After jacking up the Nissan and making temporary repairs, which took them 45 minutes, they were later forced to stop a second time when a front brake disc shattered. They again jacked up the car and removed the broken disc and calliper and carried on after another 45-minute delay. At the end of the first day they were in an unfamiliar 11th place, a distant 1h 22m 52s behind their team-mates.

The event was run in very hot and dusty conditions and Grobler had his work cut out on Sunday’s 475-km loop (the reverse of Saturday’s) passing the competitors who separated him from Cox. By the midway service point, where competitors were required to make a 15-minute pit stop, Grobler had moved up to second place on the road and sixth overall.

His characteristically determined fight back through the field had the thousands of excited local motor sport fans who almost swamped the many spectator points chanting his Motswanan nickname, Mantshwabisi.

“It’s a long time since I’ve had to fight back from so far behind, but it was a great race,” said Grobler. “I didn’t enjoy the dust, but the chase was exciting for us and I hope for the spectators too.
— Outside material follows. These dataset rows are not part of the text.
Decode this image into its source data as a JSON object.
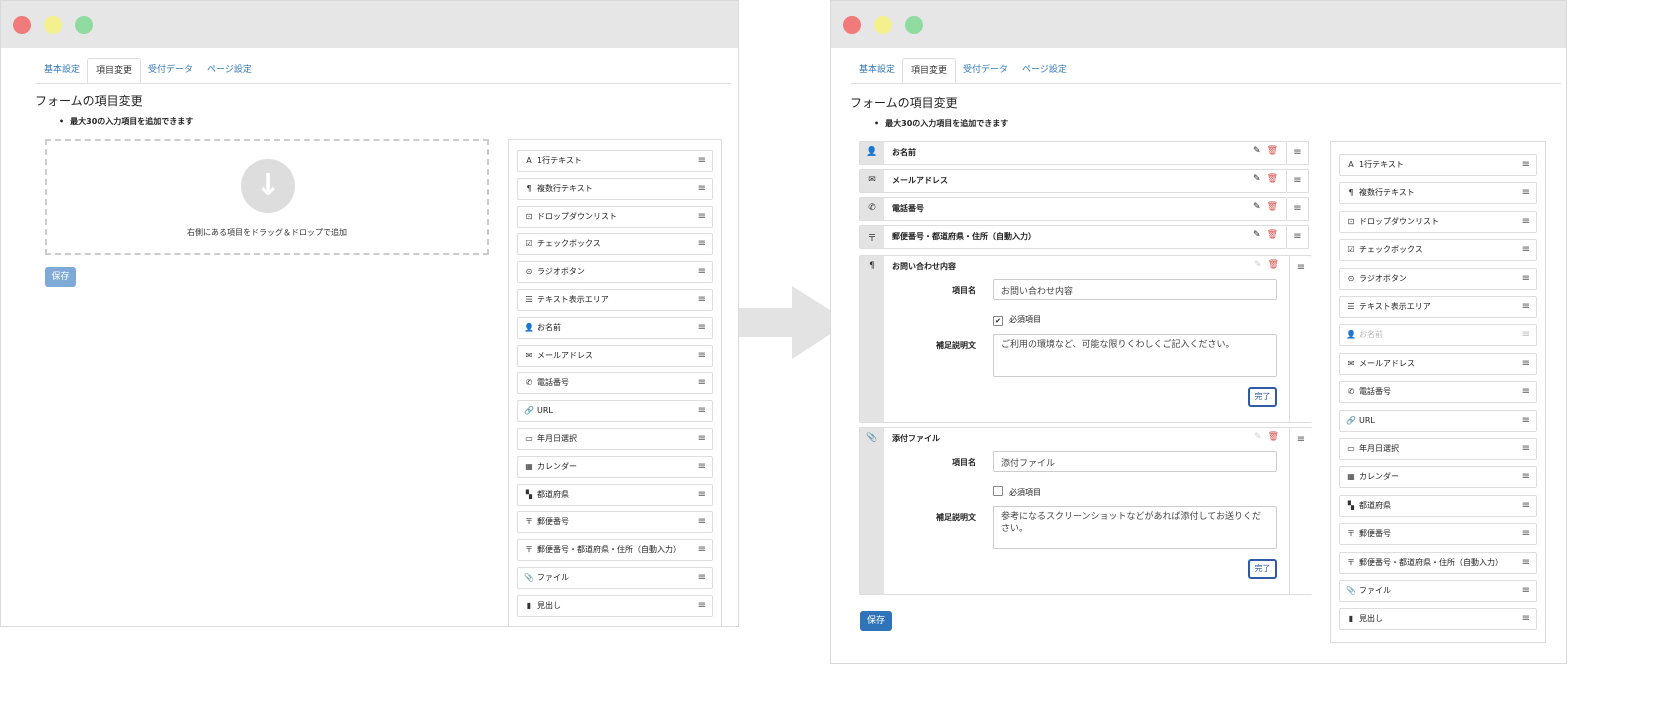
{
  "colors": {
    "tab_link": "#337ab7",
    "save_disabled": "#7fa9d6",
    "save_active": "#2f74b9",
    "delete": "#d9534f",
    "done_border": "#2e5aa8",
    "arrow": "#e3e3e3",
    "dot_red": "#f07b7a",
    "dot_yellow": "#f4f08d",
    "dot_green": "#8fdba0"
  },
  "tabs": [
    "基本設定",
    "項目変更",
    "受付データ",
    "ページ設定"
  ],
  "heading": "フォームの項目変更",
  "note": "最大30の入力項目を追加できます",
  "save_label": "保存",
  "drop_text": "右側にある項目をドラッグ＆ドロップで追加",
  "palette": [
    {
      "icon": "A",
      "label": "1行テキスト",
      "name": "single-line-text"
    },
    {
      "icon": "¶",
      "label": "複数行テキスト",
      "name": "multi-line-text"
    },
    {
      "icon": "⊡",
      "label": "ドロップダウンリスト",
      "name": "dropdown-list"
    },
    {
      "icon": "☑",
      "label": "チェックボックス",
      "name": "checkbox"
    },
    {
      "icon": "⊙",
      "label": "ラジオボタン",
      "name": "radio-button"
    },
    {
      "icon": "☰",
      "label": "テキスト表示エリア",
      "name": "text-display-area"
    },
    {
      "icon": "👤",
      "label": "お名前",
      "name": "name"
    },
    {
      "icon": "✉",
      "label": "メールアドレス",
      "name": "email"
    },
    {
      "icon": "✆",
      "label": "電話番号",
      "name": "phone"
    },
    {
      "icon": "🔗",
      "label": "URL",
      "name": "url"
    },
    {
      "icon": "▭",
      "label": "年月日選択",
      "name": "date-select"
    },
    {
      "icon": "▦",
      "label": "カレンダー",
      "name": "calendar"
    },
    {
      "icon": "▚",
      "label": "都道府県",
      "name": "prefecture"
    },
    {
      "icon": "〒",
      "label": "郵便番号",
      "name": "postal-code"
    },
    {
      "icon": "〒",
      "label": "郵便番号・都道府県・住所（自動入力）",
      "name": "postal-address-auto"
    },
    {
      "icon": "📎",
      "label": "ファイル",
      "name": "file"
    },
    {
      "icon": "▮",
      "label": "見出し",
      "name": "heading"
    }
  ],
  "form_items": [
    {
      "icon": "👤",
      "title": "お名前",
      "name": "name"
    },
    {
      "icon": "✉",
      "title": "メールアドレス",
      "name": "email"
    },
    {
      "icon": "✆",
      "title": "電話番号",
      "name": "phone"
    },
    {
      "icon": "〒",
      "title": "郵便番号・都道府県・住所（自動入力）",
      "name": "postal-address-auto"
    }
  ],
  "expanded_items": [
    {
      "icon": "¶",
      "title": "お問い合わせ内容",
      "name": "inquiry",
      "field_label": "項目名",
      "field_value": "お問い合わせ内容",
      "required_label": "必須項目",
      "required_checked": true,
      "desc_label": "補足説明文",
      "desc_value": "ご利用の環境など、可能な限りくわしくご記入ください。",
      "done_label": "完了"
    },
    {
      "icon": "📎",
      "title": "添付ファイル",
      "name": "attachment",
      "field_label": "項目名",
      "field_value": "添付ファイル",
      "required_label": "必須項目",
      "required_checked": false,
      "desc_label": "補足説明文",
      "desc_value": "参考になるスクリーンショットなどがあれば添付してお送りください。",
      "done_label": "完了"
    }
  ],
  "icons": {
    "pencil": "✎",
    "trash": "🗑",
    "handle": "≡",
    "arrow_down": "⬇"
  }
}
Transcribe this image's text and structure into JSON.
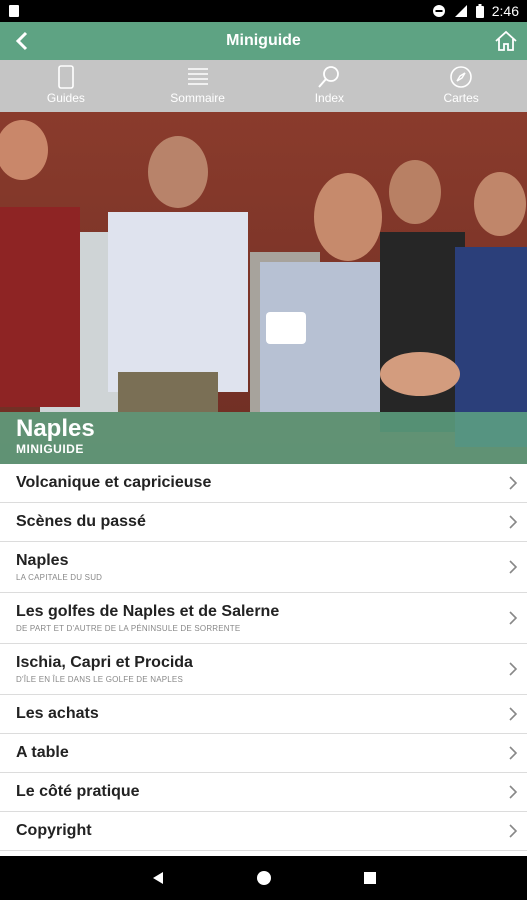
{
  "status": {
    "time": "2:46"
  },
  "header": {
    "title": "Miniguide"
  },
  "toolbar": {
    "tabs": [
      {
        "label": "Guides",
        "icon": "phone-icon"
      },
      {
        "label": "Sommaire",
        "icon": "list-icon"
      },
      {
        "label": "Index",
        "icon": "magnifier-icon"
      },
      {
        "label": "Cartes",
        "icon": "compass-icon"
      }
    ]
  },
  "hero": {
    "city": "Naples",
    "subtitle": "MINIGUIDE"
  },
  "list": {
    "items": [
      {
        "label": "Volcanique et capricieuse",
        "caption": ""
      },
      {
        "label": "Scènes du passé",
        "caption": ""
      },
      {
        "label": "Naples",
        "caption": "LA CAPITALE DU SUD"
      },
      {
        "label": "Les golfes de Naples et de Salerne",
        "caption": "DE PART ET D'AUTRE DE LA PÉNINSULE DE SORRENTE"
      },
      {
        "label": "Ischia, Capri et Procida",
        "caption": "D'ÎLE EN ÎLE DANS LE GOLFE DE NAPLES"
      },
      {
        "label": "Les achats",
        "caption": ""
      },
      {
        "label": "A table",
        "caption": ""
      },
      {
        "label": "Le côté pratique",
        "caption": ""
      },
      {
        "label": "Copyright",
        "caption": ""
      }
    ]
  },
  "colors": {
    "accent": "#5ea383",
    "toolbar": "#c5c5c5"
  }
}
The support we had from the fans out there was tremendous.”

Best of the Nissan privateers was Arnold du Plessis, owner of Polokwane Nissan dealer BB Auto, whose 5th place overall was his highest placing for some time despite a puncture on Saturday and having the gear lever pop out of its housing on Sunday.

He enjoyed a spirited tussle on the last day with his brothers Jurie and Andre in the second Coca Cola/BB Auto Hardbody, who finished 7th overall and 5th in class D after slowing towards the end with brake problems.

There was disappointment for the other privateers. Thomas Rundle and Stavros Yiannakis (Barden Tyre Services Hardbody) made it through the first day and a half in 18th place only to be forced out with shock absorber problems 100 km from the finish.

Motoring journalist Deon Schoeman and Jan Sime (Topcar/Autopage/Du Pont Hardbody) were running strongly in 11th place when fuel tank problems forced them to retire just 30 km from the halfway service point on Saturday.

Coetzee Labuschagne and Johan Gerber (Raysonics/GBS Racing Hardbody) were 10th overall on Saturday evening, but failed to make Sunday’s start when their Nissan developed oil pressure problems on the way to the start and then pumped out all its engine oil.